As part of the compromise, Stimpson also added back an unfilled position that had previously been removed from the council office.
Councilors also approved an amendment offered by Councilwoman Bess Rich changing the funding for various capital projects in her district. Because a synthetic field would not be completed in Medal of Honor Park next year, Rich requested the $800,000 be split up among other various projects.
Instead of money for the synthetic field, Rich wanted $400,000 to go toward resurfacing in District 6 and another $400,000 to go toward sidewalks. She also wanted to add $80,000 to a previous line item related to Grelot Road beautification. The additional $80,000 would bring the line item up to $155,000 total. There was some confusion over whether Rich’s request needed to be a budget amendment or not.
“I didn’t think so, but this administration likes amendments for some reason,” she said.
The council voted down an amendment offered by Richardson, who has announced a campaign for mayor in 2021.
Richardson sought to add $1 million for a project to improve St. Stephens Road after his requests to have the money added were ignored by Stimpson’s office. In comments on Tuesday, Stimpson said he didn’t want to commit more money to the project beyond the $250,000 already programmed for the area without a better understanding of what was needed.
Plans for St. Stephens Road have already been discussed by Mobile’s Metropolitan Planning Organization through several community meetings, Richardson said. Plans include sidewalks, curbs and gutters along the corridor, as well as lighting and new trees.
Richardson had first suggested taking a portion of the budget’s balance to fund the $1 million line item he was trying to create, saying several districts received money from the fund, but his district was left out.
“The mayor placed in the budget various and sundry projects for up to $4.3 million and I am not opposed to those,” Richardson said. “The mayor placed not one dime in there for District 1. I understand the mayor is for One Mobile, the Mobile he likes. This is not for all Mobile.”
Stimpson told councilors Richardson was left out because the city had used similar money in previous years to fund improvements on Florida Street to make way for the Publix Shopping Center and the new Crichton Fire Station.

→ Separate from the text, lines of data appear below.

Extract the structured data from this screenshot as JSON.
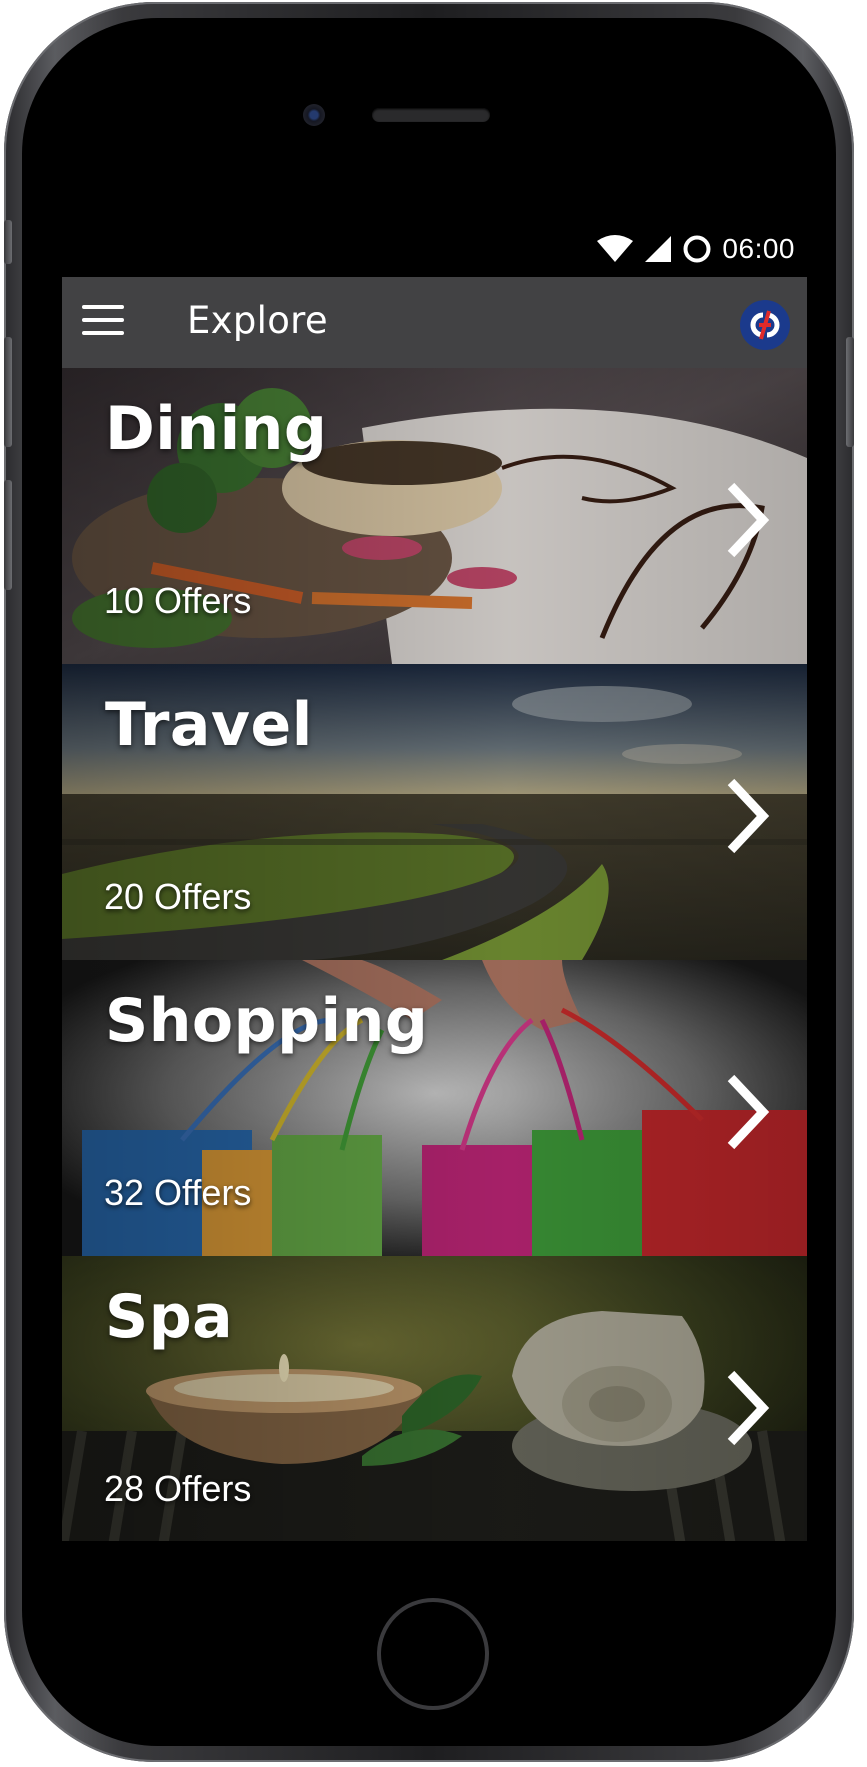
{
  "status_bar": {
    "time": "06:00",
    "icons": [
      "wifi-icon",
      "cellular-signal-icon",
      "circle-status-icon"
    ]
  },
  "app_bar": {
    "title": "Explore",
    "menu_icon": "hamburger-menu-icon",
    "logo": "brand-logo"
  },
  "categories": [
    {
      "title": "Dining",
      "offers": "10 Offers",
      "image": "plated-fish-dish"
    },
    {
      "title": "Travel",
      "offers": "20 Offers",
      "image": "winding-country-road"
    },
    {
      "title": "Shopping",
      "offers": "32 Offers",
      "image": "hands-holding-shopping-bags"
    },
    {
      "title": "Spa",
      "offers": "28 Offers",
      "image": "candle-and-rolled-towel"
    }
  ],
  "colors": {
    "app_bar": "#424244",
    "screen_bg": "#000000",
    "text": "#ffffff",
    "logo_blue": "#1b3a8c",
    "logo_red": "#e02a2a"
  }
}
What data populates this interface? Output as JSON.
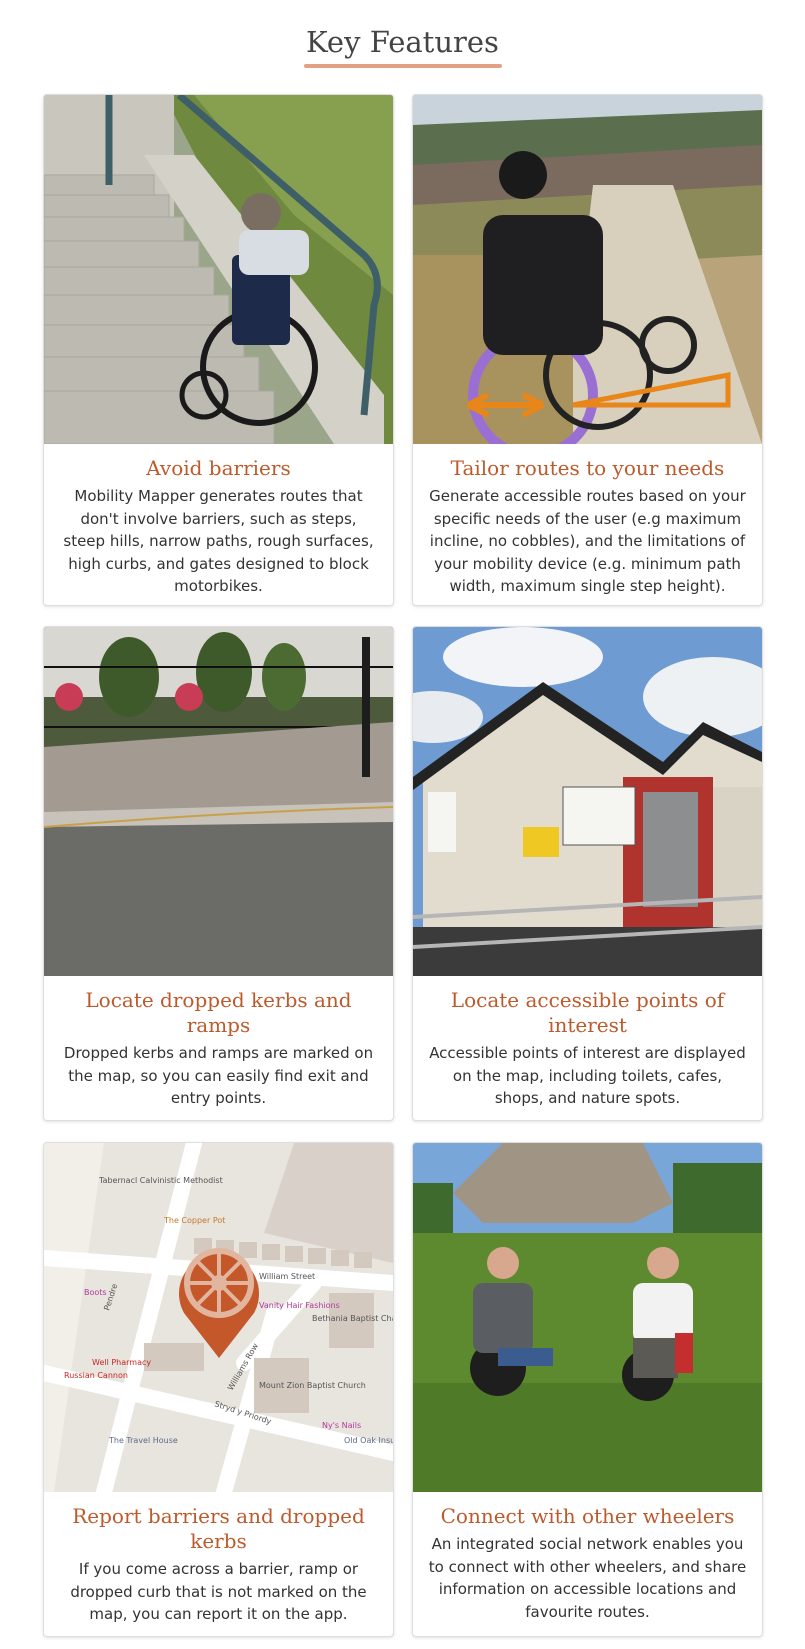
{
  "section": {
    "heading": "Key Features"
  },
  "features": [
    {
      "title": "Avoid barriers",
      "description": "Mobility Mapper generates routes that don't involve barriers, such as steps, steep hills, narrow paths, rough surfaces, high curbs, and gates designed to block motorbikes.",
      "image": "wheelchair-at-steps-photo"
    },
    {
      "title": "Tailor routes to your needs",
      "description": "Generate accessible routes based on your specific needs of the user (e.g maximum incline, no cobbles), and the limitations of your mobility device (e.g. minimum path width, maximum single step height).",
      "image": "wheelchair-on-hill-path-photo"
    },
    {
      "title": "Locate dropped kerbs and ramps",
      "description": "Dropped kerbs and ramps are marked on the map, so you can easily find exit and entry points.",
      "image": "dropped-kerb-photo"
    },
    {
      "title": "Locate accessible points of interest",
      "description": "Accessible points of interest are displayed on the map, including toilets, cafes, shops, and nature spots.",
      "image": "accessible-toilet-block-photo"
    },
    {
      "title": "Report barriers and dropped kerbs",
      "description": "If you come across a barrier, ramp or dropped curb that is not marked on the map, you can report it on the app.",
      "image": "map-with-wheel-pin",
      "map_labels": {
        "street1": "William Street",
        "street2": "Stryd y Priordy",
        "street3": "Williams Row",
        "street4": "Pendre",
        "place1": "Tabernacl Calvinistic Methodist",
        "place2": "The Copper Pot",
        "place3": "Well Pharmacy",
        "place4": "Bethania Baptist Chapel",
        "place5": "Mount Zion Baptist Church",
        "place6": "Vanity Hair Fashions",
        "place7": "Boots",
        "place8": "The Travel House",
        "place9": "Ny's Nails",
        "place10": "Old Oak Insurance",
        "place11": "Russian Cannon"
      }
    },
    {
      "title": "Connect with other wheelers",
      "description": "An integrated social network enables you to connect with other wheelers, and share information on accessible locations and favourite routes.",
      "image": "two-wheelers-fist-bump-photo"
    }
  ],
  "colors": {
    "accent": "#bd5a2c",
    "underline": "#e2a183",
    "pin": "#c4582a"
  }
}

In response, Richardson said those were projects Stimpson had championed and did not originate from the council office.
Before voting against the amendment, which failed 6-1, Council President Levon Manzie told Richardson whether he wanted those specific previous improvements to District 1 or not, the funds had been spent.
“All of the money went to District 1 and the whole council gave its blessing because it was the right thing to do,” Manzie said.
With more than $65 million in surplus, Richardson argued before the final vote the city has enough money to pay for all the projects councilors are requesting and his project being left out is intentional.
“It’s a deliberate act that District 1 is being left out,” he said. “I want the citizens of District 1 to know you are being slighted. District 1 is being slighted. This budget is for One Mobile, not all Mobile.”
In addition to the money for Ladd, the budget includes across-the-board, 2.5 percent raises for city employees and a $12 million increase in capital improvements, including improvements to the Trimmier Park football stadium, the addition of a Mims Park combination field and an amphitheater at Langan Park.